Foi ás cinco da tarde--ainda agora. Caía o sol a prumo sobre a estrada
do Lumiar e nós vinhamos arrastando a nossa miseria,--nós os vivos; o
morto arrastava a sua indifferença. Chegámos, com duas horas de
amargura, alli ao porto de abrigo e de descanço. Veio o ceremonial
tragico, o latim, o encerramento. Caso de uma eloquencia terrivel:
Entre algumas dezenas de homens não houve uma phrase
indifferente--e em dado momento explosiram soluços n'um
enternecimento que ageitava a loira cabeça do cadaver lá dentro do
caixão--como as mãos da mãe lh'a ageitaram infantil, no travesseiro, ha
vinte e quatro annos, e moribunda ha vinte e quatro horas!
Eram sete horas da tarde, ó minha alma triste! Eu fui-me a chorar
velhas lagrimas de gelo, avocadas por lagrimas de fogo recemnascidas.

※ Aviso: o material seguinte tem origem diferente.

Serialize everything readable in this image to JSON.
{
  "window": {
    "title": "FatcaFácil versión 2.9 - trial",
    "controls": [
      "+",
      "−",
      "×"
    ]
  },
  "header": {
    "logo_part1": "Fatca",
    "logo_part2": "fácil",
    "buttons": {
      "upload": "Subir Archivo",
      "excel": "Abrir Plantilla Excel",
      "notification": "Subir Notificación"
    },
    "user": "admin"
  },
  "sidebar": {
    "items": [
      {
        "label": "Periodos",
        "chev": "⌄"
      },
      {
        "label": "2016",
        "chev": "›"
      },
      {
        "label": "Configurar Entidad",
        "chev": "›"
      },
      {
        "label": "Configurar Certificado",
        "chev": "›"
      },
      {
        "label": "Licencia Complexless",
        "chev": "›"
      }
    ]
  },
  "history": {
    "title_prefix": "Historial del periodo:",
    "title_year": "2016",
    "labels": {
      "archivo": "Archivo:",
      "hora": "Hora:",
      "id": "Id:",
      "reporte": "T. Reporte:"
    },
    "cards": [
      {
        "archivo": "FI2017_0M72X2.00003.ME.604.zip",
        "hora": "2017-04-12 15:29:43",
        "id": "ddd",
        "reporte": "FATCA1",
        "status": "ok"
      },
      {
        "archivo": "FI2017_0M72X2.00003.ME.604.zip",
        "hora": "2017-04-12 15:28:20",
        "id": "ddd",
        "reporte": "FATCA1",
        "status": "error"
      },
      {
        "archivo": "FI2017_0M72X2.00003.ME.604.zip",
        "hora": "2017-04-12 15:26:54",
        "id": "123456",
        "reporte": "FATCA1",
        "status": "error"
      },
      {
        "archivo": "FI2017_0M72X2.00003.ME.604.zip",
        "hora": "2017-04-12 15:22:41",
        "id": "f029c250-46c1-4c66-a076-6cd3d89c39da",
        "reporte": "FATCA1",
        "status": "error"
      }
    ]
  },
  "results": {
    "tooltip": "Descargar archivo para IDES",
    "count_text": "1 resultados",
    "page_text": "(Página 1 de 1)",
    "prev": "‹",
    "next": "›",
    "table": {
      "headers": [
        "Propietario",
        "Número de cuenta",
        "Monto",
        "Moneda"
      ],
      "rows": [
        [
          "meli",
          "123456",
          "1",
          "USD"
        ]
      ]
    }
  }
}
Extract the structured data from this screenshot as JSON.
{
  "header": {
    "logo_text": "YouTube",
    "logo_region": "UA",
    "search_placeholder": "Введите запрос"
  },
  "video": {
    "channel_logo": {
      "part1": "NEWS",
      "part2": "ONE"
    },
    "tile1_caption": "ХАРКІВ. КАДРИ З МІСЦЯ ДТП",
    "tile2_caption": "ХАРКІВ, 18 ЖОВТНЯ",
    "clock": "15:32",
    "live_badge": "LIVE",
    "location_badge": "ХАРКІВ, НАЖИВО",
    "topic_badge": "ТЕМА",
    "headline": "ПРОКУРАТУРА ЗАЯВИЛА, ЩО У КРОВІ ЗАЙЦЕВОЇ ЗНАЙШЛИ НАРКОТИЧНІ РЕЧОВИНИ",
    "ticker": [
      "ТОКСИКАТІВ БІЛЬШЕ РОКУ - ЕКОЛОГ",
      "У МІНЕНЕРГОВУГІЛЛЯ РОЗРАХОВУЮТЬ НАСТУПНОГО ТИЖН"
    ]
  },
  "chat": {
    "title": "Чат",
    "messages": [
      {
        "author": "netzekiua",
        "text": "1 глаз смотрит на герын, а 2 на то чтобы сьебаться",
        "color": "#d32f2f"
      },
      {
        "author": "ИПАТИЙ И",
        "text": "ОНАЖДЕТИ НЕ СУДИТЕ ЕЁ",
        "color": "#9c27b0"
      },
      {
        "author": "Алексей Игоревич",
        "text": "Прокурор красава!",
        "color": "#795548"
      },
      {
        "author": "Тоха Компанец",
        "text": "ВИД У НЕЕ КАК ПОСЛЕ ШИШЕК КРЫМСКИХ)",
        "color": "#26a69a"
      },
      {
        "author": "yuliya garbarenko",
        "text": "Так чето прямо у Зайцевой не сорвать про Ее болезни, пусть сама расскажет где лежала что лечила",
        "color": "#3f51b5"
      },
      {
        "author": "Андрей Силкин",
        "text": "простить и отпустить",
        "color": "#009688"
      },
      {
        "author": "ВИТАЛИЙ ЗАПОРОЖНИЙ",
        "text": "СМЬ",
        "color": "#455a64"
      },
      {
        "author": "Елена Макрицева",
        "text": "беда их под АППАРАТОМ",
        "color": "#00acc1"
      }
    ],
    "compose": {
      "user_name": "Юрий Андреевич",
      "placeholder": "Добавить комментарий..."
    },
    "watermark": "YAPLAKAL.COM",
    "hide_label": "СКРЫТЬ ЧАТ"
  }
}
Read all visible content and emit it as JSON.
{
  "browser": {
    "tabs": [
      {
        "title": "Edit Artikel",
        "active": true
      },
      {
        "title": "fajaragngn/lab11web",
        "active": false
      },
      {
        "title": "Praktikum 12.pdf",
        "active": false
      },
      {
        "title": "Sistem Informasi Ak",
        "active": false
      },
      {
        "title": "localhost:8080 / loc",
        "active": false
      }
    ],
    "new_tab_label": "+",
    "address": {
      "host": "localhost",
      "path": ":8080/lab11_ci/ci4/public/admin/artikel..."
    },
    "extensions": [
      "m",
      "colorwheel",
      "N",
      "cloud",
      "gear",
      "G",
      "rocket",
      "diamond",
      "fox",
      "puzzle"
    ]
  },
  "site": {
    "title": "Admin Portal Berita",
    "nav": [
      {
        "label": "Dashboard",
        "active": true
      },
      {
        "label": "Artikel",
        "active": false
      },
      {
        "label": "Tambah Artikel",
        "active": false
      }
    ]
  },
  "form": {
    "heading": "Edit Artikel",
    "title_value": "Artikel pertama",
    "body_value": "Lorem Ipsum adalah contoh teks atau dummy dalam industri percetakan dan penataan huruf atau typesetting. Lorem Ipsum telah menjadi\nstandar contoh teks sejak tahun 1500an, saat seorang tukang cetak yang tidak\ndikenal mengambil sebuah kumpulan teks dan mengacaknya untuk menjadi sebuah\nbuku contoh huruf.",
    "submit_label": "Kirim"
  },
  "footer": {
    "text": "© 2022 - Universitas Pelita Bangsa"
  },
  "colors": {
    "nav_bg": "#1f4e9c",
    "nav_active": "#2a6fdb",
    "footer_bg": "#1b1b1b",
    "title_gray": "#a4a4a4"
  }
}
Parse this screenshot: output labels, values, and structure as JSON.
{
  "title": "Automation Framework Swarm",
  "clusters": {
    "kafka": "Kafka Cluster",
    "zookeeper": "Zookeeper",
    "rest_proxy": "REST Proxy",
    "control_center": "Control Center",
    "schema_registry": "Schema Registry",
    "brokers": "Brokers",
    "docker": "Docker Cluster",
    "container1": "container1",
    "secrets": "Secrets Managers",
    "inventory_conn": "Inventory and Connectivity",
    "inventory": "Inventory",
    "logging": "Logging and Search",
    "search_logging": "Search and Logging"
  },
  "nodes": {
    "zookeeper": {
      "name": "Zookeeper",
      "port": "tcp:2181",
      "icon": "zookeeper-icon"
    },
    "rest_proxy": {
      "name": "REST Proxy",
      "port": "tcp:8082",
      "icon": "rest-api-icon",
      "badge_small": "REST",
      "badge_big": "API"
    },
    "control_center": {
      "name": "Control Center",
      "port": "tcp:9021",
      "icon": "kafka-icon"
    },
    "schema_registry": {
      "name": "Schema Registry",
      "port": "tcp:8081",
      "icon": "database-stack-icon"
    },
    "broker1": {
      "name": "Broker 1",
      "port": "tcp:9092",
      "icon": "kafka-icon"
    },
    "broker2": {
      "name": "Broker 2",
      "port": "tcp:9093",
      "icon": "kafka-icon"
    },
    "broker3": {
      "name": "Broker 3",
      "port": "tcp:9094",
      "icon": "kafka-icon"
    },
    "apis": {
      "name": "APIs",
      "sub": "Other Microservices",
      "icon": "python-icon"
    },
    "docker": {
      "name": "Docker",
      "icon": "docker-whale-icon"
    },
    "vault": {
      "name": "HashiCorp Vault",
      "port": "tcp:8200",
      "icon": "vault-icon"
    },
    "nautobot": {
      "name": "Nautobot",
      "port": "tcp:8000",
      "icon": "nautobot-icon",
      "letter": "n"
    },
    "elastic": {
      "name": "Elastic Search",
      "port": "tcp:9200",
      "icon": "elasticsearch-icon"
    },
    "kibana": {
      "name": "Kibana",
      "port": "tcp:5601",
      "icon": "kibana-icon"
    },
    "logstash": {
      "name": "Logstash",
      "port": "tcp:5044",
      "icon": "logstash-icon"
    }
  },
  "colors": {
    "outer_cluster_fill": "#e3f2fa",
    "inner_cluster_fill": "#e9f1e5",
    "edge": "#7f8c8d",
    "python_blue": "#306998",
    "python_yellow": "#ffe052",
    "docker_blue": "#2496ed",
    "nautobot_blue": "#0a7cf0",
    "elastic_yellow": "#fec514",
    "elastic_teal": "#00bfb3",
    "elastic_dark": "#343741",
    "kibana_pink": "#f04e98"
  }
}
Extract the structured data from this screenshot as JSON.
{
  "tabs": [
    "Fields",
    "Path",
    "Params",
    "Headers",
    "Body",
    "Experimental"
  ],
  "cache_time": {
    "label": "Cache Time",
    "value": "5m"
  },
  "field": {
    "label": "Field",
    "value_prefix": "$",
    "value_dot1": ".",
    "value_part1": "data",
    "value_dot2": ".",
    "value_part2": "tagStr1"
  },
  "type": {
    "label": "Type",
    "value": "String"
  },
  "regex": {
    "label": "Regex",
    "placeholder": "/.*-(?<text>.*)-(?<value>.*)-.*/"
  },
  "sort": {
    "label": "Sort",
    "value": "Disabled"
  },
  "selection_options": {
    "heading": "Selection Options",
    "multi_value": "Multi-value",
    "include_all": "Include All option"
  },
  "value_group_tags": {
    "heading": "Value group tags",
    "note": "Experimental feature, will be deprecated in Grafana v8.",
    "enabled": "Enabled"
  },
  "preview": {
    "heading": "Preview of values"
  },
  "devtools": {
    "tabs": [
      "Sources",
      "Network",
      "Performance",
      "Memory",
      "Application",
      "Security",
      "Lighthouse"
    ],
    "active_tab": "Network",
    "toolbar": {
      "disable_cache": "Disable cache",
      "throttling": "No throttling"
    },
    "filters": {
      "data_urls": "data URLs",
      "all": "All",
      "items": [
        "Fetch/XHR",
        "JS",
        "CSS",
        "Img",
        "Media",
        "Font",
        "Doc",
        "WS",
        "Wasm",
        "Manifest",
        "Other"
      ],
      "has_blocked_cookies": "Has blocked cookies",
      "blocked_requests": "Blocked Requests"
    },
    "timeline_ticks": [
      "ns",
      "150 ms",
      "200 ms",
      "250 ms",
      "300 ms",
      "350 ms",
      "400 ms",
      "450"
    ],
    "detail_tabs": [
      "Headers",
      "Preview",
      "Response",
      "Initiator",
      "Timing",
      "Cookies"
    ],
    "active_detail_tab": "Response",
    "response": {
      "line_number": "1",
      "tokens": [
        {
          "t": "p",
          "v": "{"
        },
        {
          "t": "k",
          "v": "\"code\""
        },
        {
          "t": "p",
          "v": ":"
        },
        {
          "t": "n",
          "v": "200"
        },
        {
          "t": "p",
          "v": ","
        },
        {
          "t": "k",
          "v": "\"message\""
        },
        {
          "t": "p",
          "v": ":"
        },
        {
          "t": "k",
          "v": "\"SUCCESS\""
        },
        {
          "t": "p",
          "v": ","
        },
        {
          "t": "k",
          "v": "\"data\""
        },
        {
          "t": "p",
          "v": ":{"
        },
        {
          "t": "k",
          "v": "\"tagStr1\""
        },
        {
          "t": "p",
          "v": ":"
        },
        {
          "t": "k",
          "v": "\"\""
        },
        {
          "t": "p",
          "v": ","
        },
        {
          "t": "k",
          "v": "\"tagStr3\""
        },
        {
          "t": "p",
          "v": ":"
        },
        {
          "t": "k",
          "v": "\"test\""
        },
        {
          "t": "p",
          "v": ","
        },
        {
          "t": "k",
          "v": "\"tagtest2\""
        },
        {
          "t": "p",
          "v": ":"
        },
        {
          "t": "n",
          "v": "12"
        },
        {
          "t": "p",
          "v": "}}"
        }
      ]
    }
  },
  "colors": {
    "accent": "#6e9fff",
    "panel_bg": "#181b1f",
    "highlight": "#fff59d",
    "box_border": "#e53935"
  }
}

Fui-me por entre os tumulos, a pedir ao meu Deus de ha trinta annos
que que me désse força, que me désse força nova,--pois que se
prolonga o captiveiro! E a sós, caminhando por entre os tumulos, ao
cair da noite, pareceu-me comprehender que nós recebemos força nova
em cada nova dôr, para soffrermos de novo--do mesmo modo que o
alcatruz de uma nóra se despeja para encher-se, para despejar-se --sem
saber porque...
20 de Agosto

A morada nova do Cesario é de pedra e tem uma porta de ferro, com
um respiradouro em cruz;--rua n.º 6 do cemiterio dos Prazeres. Á porta
está um arbusto da familia dos cyprestes--um brinde ao meu querido

morto. Eu offerecera uma palmeira que o vento esgarçou ao terceiro dia,
e tive de escolher uma especie resistente, cá da minha raça--funebre e
resistente. Está verdejante e vigorosa a pequenina arvore, e de longe é
uma sentinella perdida da minha doce amizade religiosa. De longe vou
já perguntando á nossa arvore:--Está bom o nosso amigo?... E ella
inclina os pequeninos trocos, com a gravidade do cypreste:--Bem; não
houve novidade em toda a noite...
É que eu vou pelas tardes visital-o; e saber como elle passou é todo um
meu cuidado, como é toda a minha alegria o bem-estar d'aquella hora
em que não ha risos. Não fomos risonhos--o Cesario e eu. As nossas
horas de convivencia foram tristes e severas. Depois da morte do
Cesario eu deixei de viver nos dominios onde elle sentira consolações,
alentos, esperanças, onde elle imaginára renascimentos, horisontes,
claridades novas. Nunca mais publiquei uma palavra que se lhe não
consagrasse--ao meu querido morto. Em face d'aquelle cadaver eu senti
alastrar-se no meu pobre ser fatigado o bem-amado desprezo da vida. O
meu santo está alli,--está resignado: é tudo.